FineReader accepts a wide range of input image formats, among which we list: bmp, dcx, pcx, png, jpeg2000, jpeg, pdf, tiff, gif, djvu, jbig2, wdp, wic. It will not open images larger than 32512*32512 pixels. For dealing with other image formats, you can consult the SUCCEED tool list to find conversion utilities.

Supported Languages

FineReader reads documents in 188 languages (cf. finereader.abbyy.com/recognition_languages/) , of which 45 have dictionary support.

Limitations

The fact that your image format is supported and your language is implemented does not necessarily mean that your recognition results will be satisfactory. The main reasons for suboptimal results are

• Poor quality images, for instance low-resolution black and white images from old microfilms

• Degraded documents (warped, unclear printing, damaged, …)

• Font shapes unknown to the engine

• Your language may be listed as supported, but the actual language in your documents may be incompatible with the implemented language support, if it contains specific terminology, historical or regional language.

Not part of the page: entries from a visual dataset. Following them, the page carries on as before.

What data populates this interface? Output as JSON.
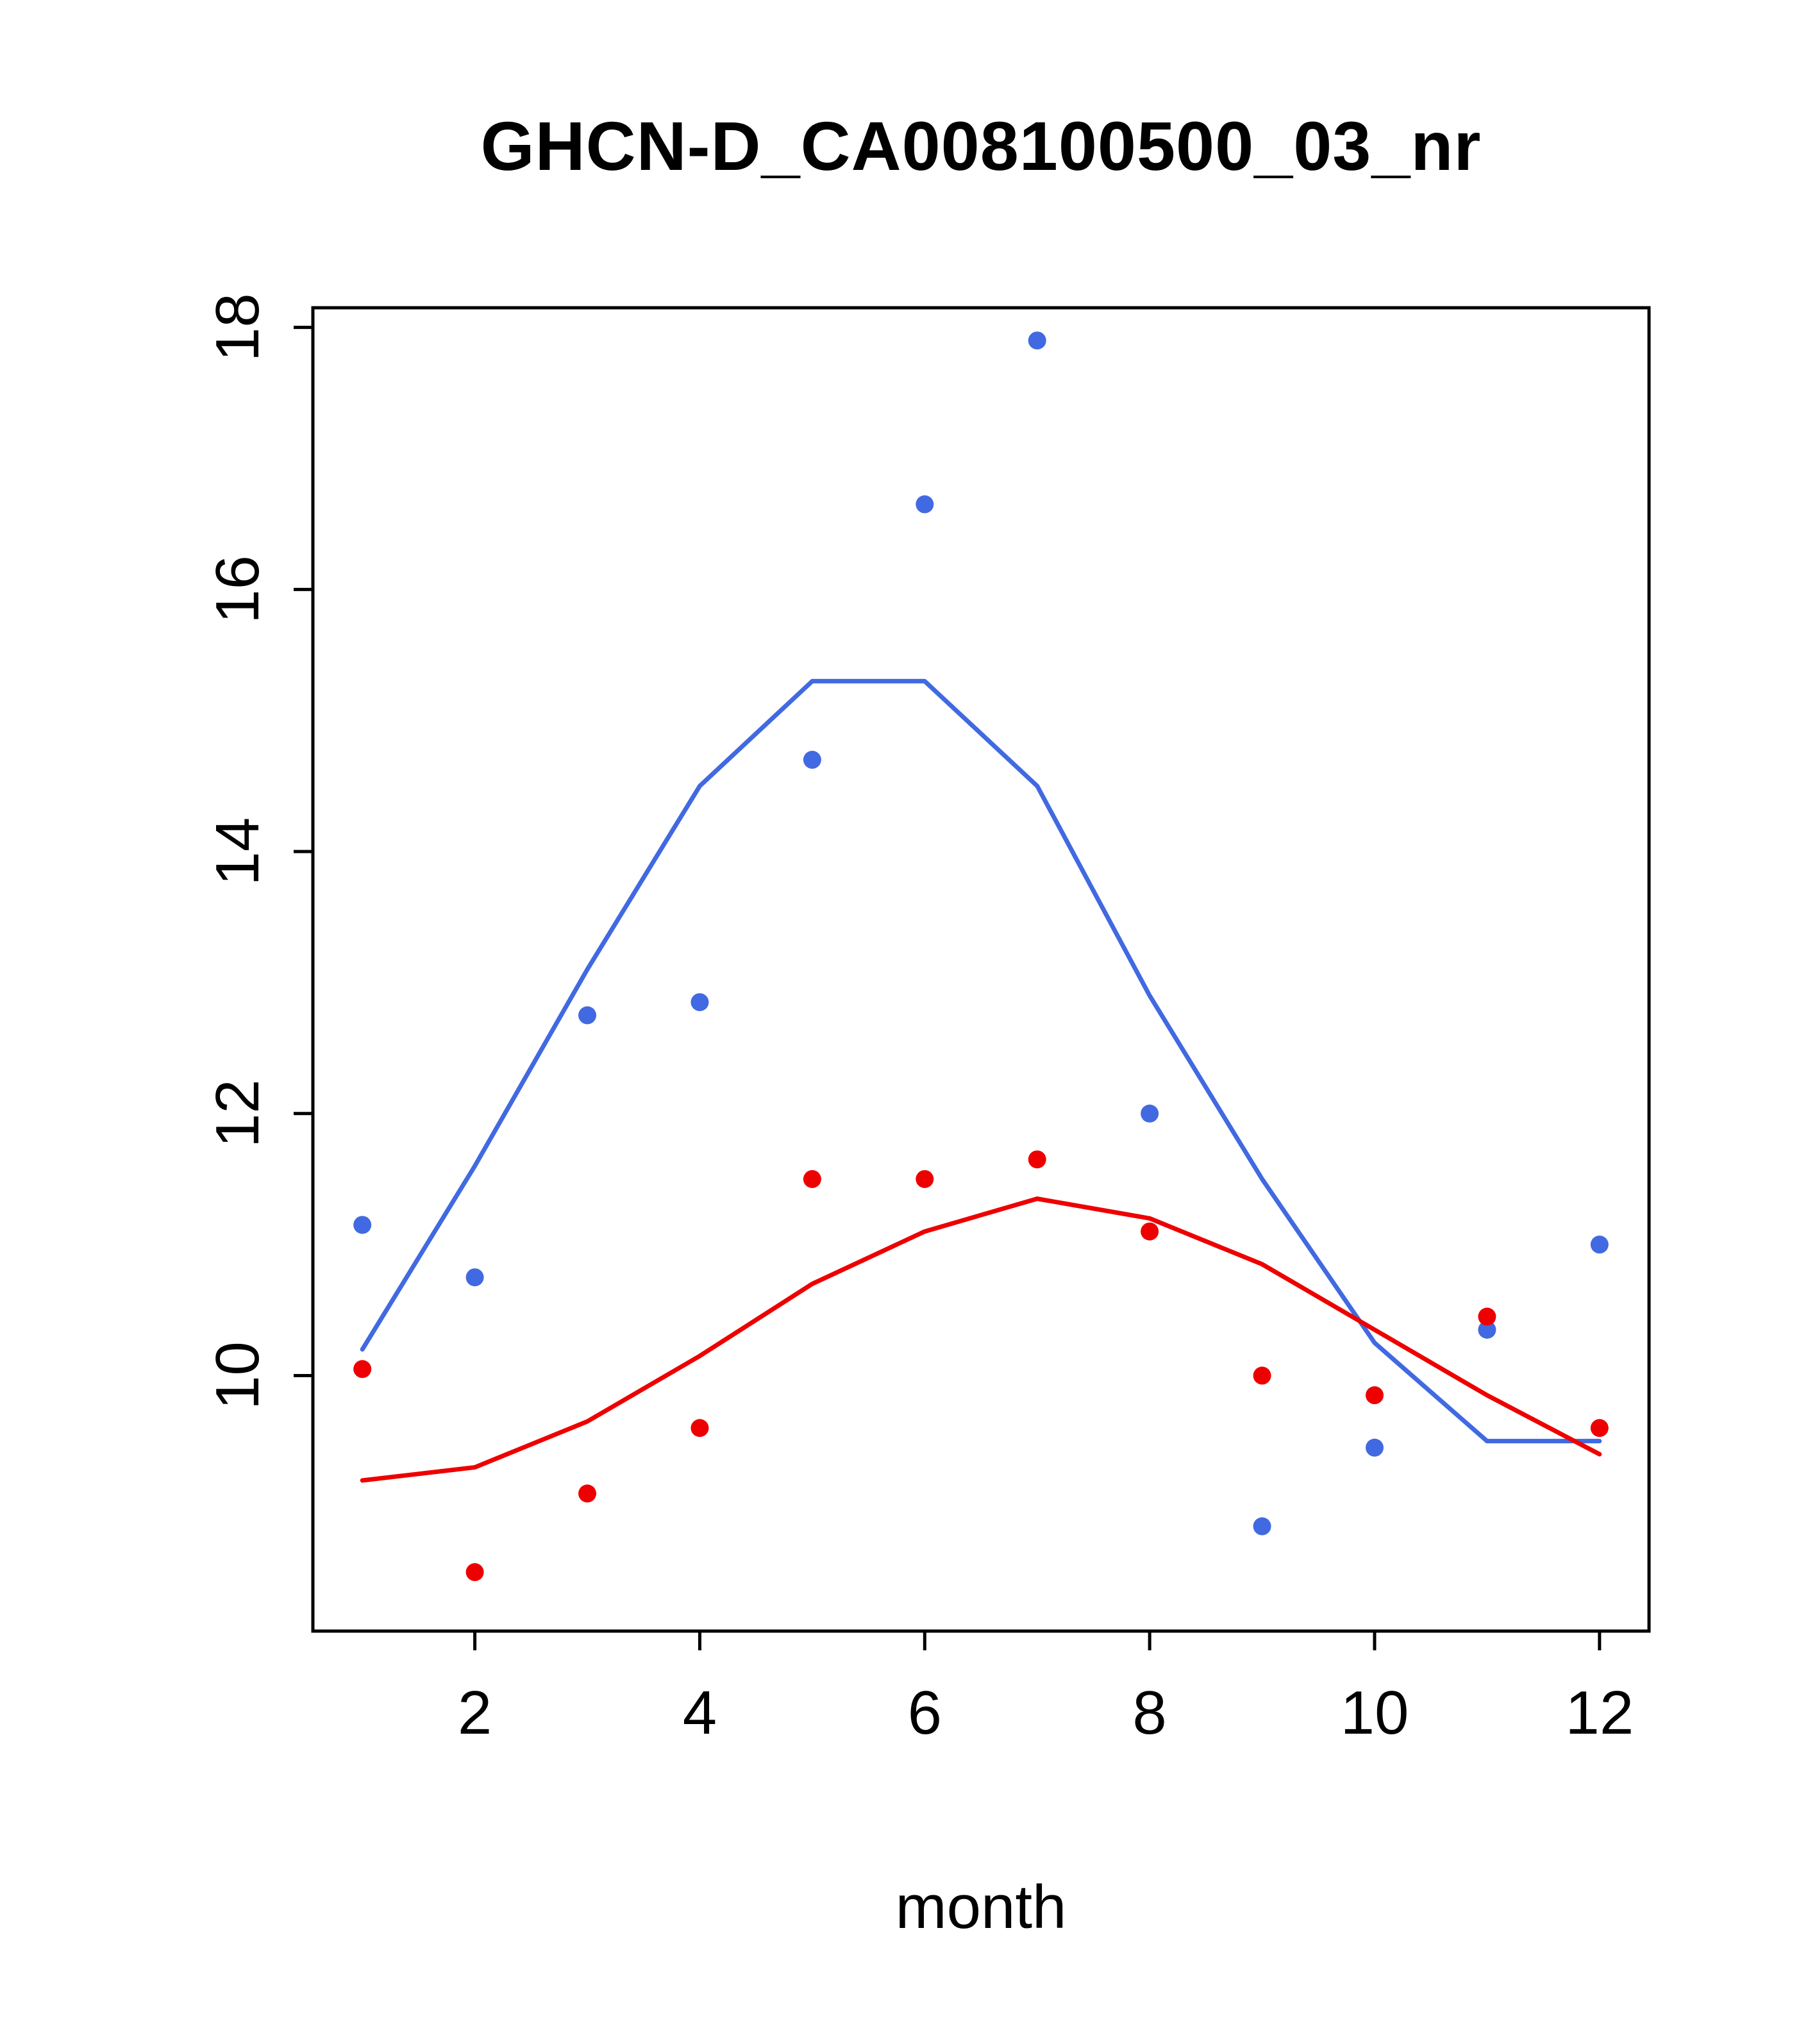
{
  "chart_data": {
    "type": "scatter",
    "title": "GHCN-D_CA008100500_03_nr",
    "xlabel": "month",
    "ylabel": "",
    "x": [
      1,
      2,
      3,
      4,
      5,
      6,
      7,
      8,
      9,
      10,
      11,
      12
    ],
    "x_ticks": [
      "2",
      "4",
      "6",
      "8",
      "10",
      "12"
    ],
    "x_tick_values": [
      2,
      4,
      6,
      8,
      10,
      12
    ],
    "y_ticks": [
      "10",
      "12",
      "14",
      "16",
      "18"
    ],
    "y_tick_values": [
      10,
      12,
      14,
      16,
      18
    ],
    "xlim": [
      0.56,
      12.44
    ],
    "ylim": [
      8.05,
      18.15
    ],
    "grid": false,
    "legend": "none",
    "colors": {
      "blue": "#4169e1",
      "red": "#ee0000"
    },
    "series": [
      {
        "name": "blue-points",
        "kind": "points",
        "color": "blue",
        "values": [
          11.15,
          10.75,
          12.75,
          12.85,
          14.7,
          16.65,
          17.9,
          12.0,
          8.85,
          9.45,
          10.35,
          11.0
        ]
      },
      {
        "name": "red-points",
        "kind": "points",
        "color": "red",
        "values": [
          10.05,
          8.5,
          9.1,
          9.6,
          11.5,
          11.5,
          11.65,
          11.1,
          10.0,
          9.85,
          10.45,
          9.6
        ]
      },
      {
        "name": "blue-smooth-line",
        "kind": "line",
        "color": "blue",
        "values": [
          10.2,
          11.6,
          13.1,
          14.5,
          15.3,
          15.3,
          14.5,
          12.9,
          11.5,
          10.25,
          9.5,
          9.5
        ]
      },
      {
        "name": "red-smooth-line",
        "kind": "line",
        "color": "red",
        "values": [
          9.2,
          9.3,
          9.65,
          10.15,
          10.7,
          11.1,
          11.35,
          11.2,
          10.85,
          10.35,
          9.85,
          9.4
        ]
      }
    ]
  }
}
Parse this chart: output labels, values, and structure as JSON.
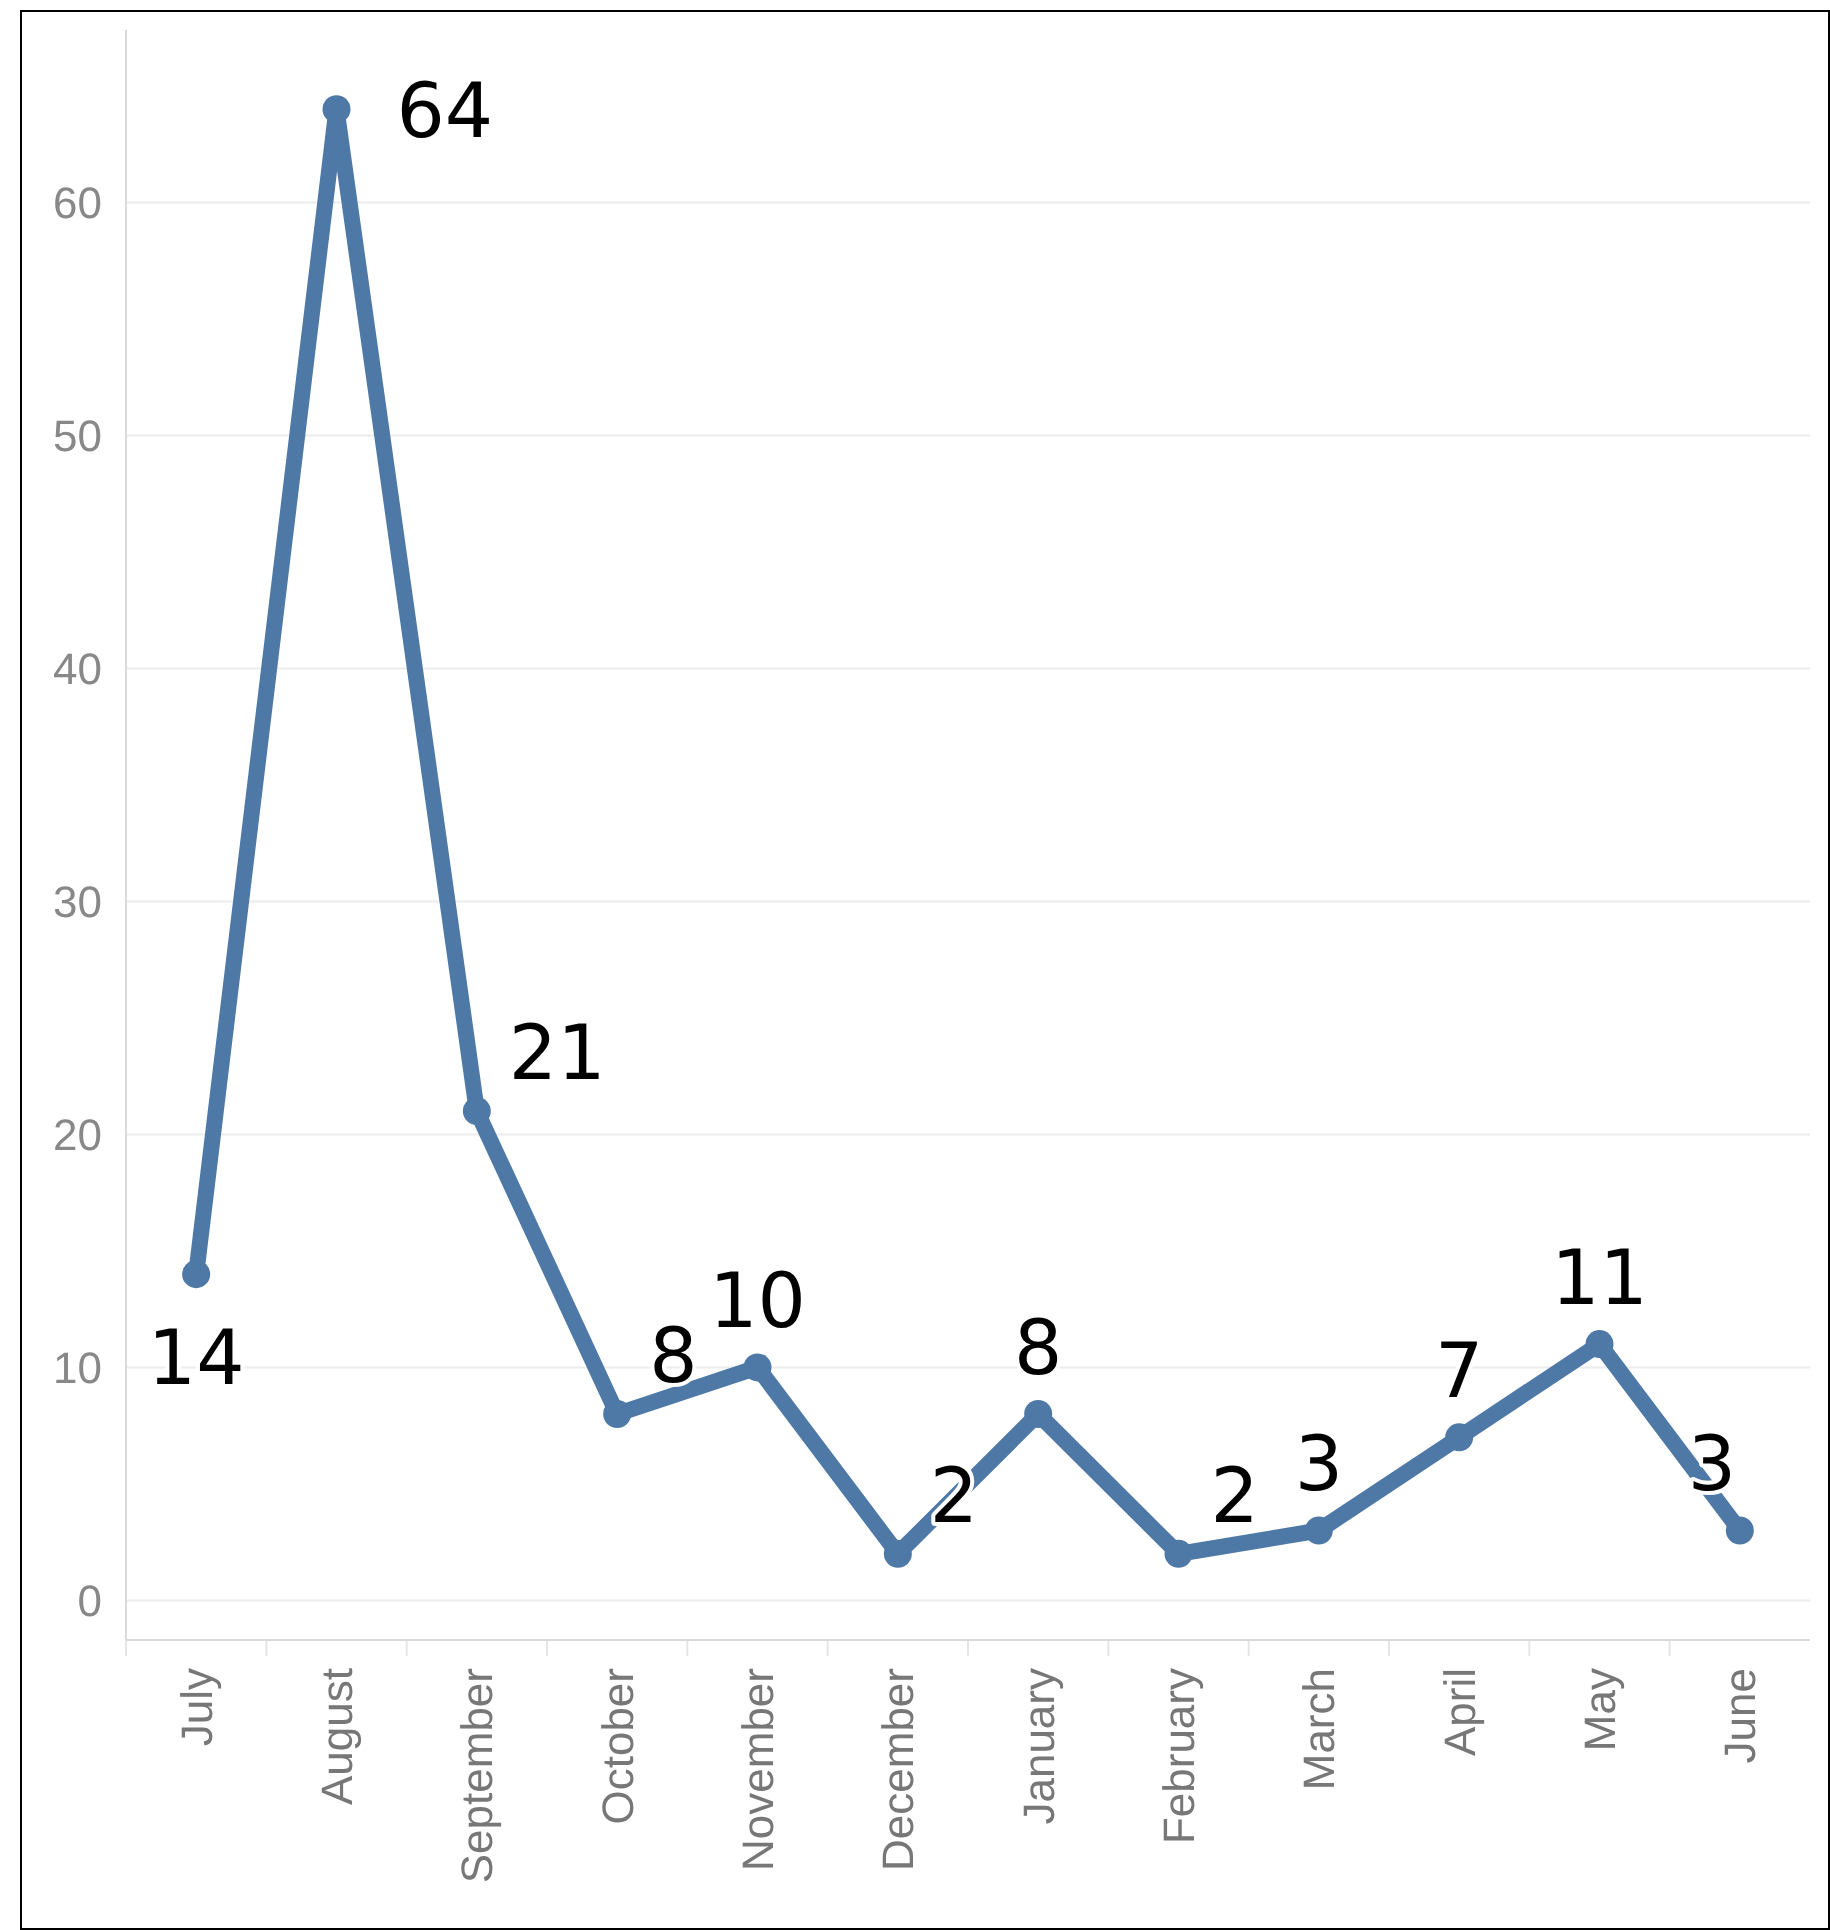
{
  "chart_data": {
    "type": "line",
    "categories": [
      "July",
      "August",
      "September",
      "October",
      "November",
      "December",
      "January",
      "February",
      "March",
      "April",
      "May",
      "June"
    ],
    "series": [
      {
        "color": "#4e79a7",
        "values": [
          14,
          64,
          21,
          8,
          10,
          2,
          8,
          2,
          3,
          7,
          11,
          3
        ]
      }
    ],
    "ylim": [
      -1.7,
      67.4
    ],
    "yticks": [
      0,
      10,
      20,
      30,
      40,
      50,
      60
    ],
    "grid": "y",
    "marker": "circle",
    "line_style": "solid",
    "data_labels": true
  }
}
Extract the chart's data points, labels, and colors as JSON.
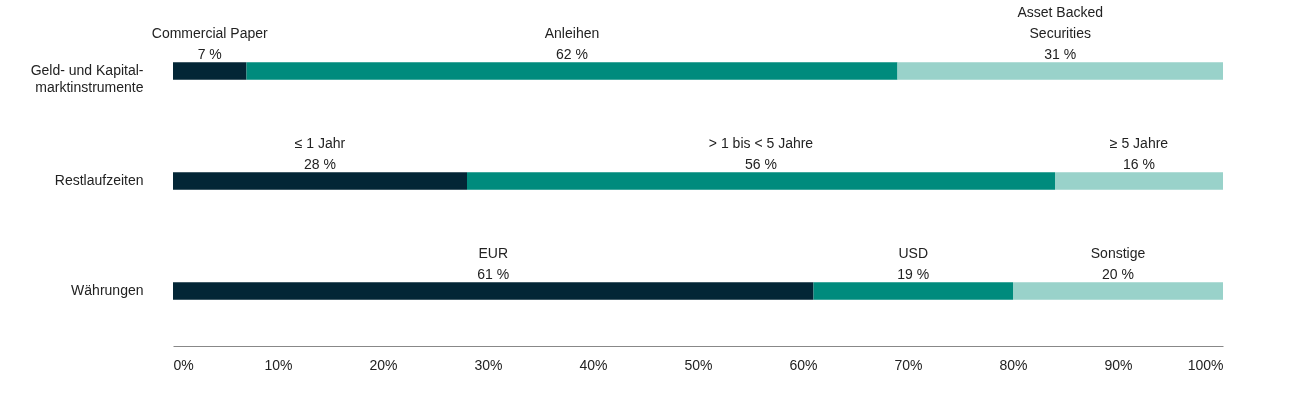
{
  "chart_data": {
    "type": "bar",
    "orientation": "horizontal",
    "stacked": true,
    "categories": [
      "Geld- und Kapital-\nmarktinstrumente",
      "Restlaufzeiten",
      "Währungen"
    ],
    "series": [
      {
        "color": "#032636",
        "values": [
          7,
          28,
          61
        ],
        "value_labels": [
          "7 %",
          "28 %",
          "61 %"
        ]
      },
      {
        "color": "#008b7d",
        "values": [
          62,
          56,
          19
        ],
        "value_labels": [
          "62 %",
          "56 %",
          "19 %"
        ]
      },
      {
        "color": "#99d2ca",
        "values": [
          31,
          16,
          20
        ],
        "value_labels": [
          "31 %",
          "16 %",
          "20 %"
        ]
      }
    ],
    "annotations": [
      "Commercial Paper",
      "Anleihen",
      "Asset Backed\nSecurities",
      "≤ 1 Jahr",
      "> 1 bis < 5 Jahre",
      "≥ 5 Jahre",
      "EUR",
      "USD",
      "Sonstige"
    ],
    "xlim": [
      0,
      100
    ],
    "xticks": [
      {
        "value": 0,
        "label": "0%"
      },
      {
        "value": 10,
        "label": "10%"
      },
      {
        "value": 20,
        "label": "20%"
      },
      {
        "value": 30,
        "label": "30%"
      },
      {
        "value": 40,
        "label": "40%"
      },
      {
        "value": 50,
        "label": "50%"
      },
      {
        "value": 60,
        "label": "60%"
      },
      {
        "value": 70,
        "label": "70%"
      },
      {
        "value": 80,
        "label": "80%"
      },
      {
        "value": 90,
        "label": "90%"
      },
      {
        "value": 100,
        "label": "100%"
      }
    ],
    "grid": false,
    "legend": false
  }
}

Extending Language Support

A limited amount of words can be added as user dictionary. There is unfortunately no utility to produce Finereader dictionaries from user word lists. A possible approach to implementation of language support is the External Dictionary  mechanism in the ABBYY SDK, for which we refer to a separate document .

Training Character Shapes

It is possible to train the engine for unknown or unusual character shapes.  The engine and the desktop user interface have the option to train a “user pattern” during recognition. User patterns may be saved and loaded for recognition jobs.

Abbyy_abbyy_capture

This option may improve recognition of unusual character shapes, but it is impossible to reach the quality that would be obtained by full training of the engine, which can only be done by ABBYY. One should bear in mind that the applicability of the trained shapes is limited to images with not only the same font shapes, but also the same image parameters (resolution, quality, colour depth). For a really robust extension to different font shapes, you have to contact ABBYY (http://www.abbyy.com/support/).

For a comparison between the Finereader and the Tesseract OCR trainability, cf. for instance the case study  http://lib.psnc.pl/dlibra/doccontent?id=358 , included with the training materials.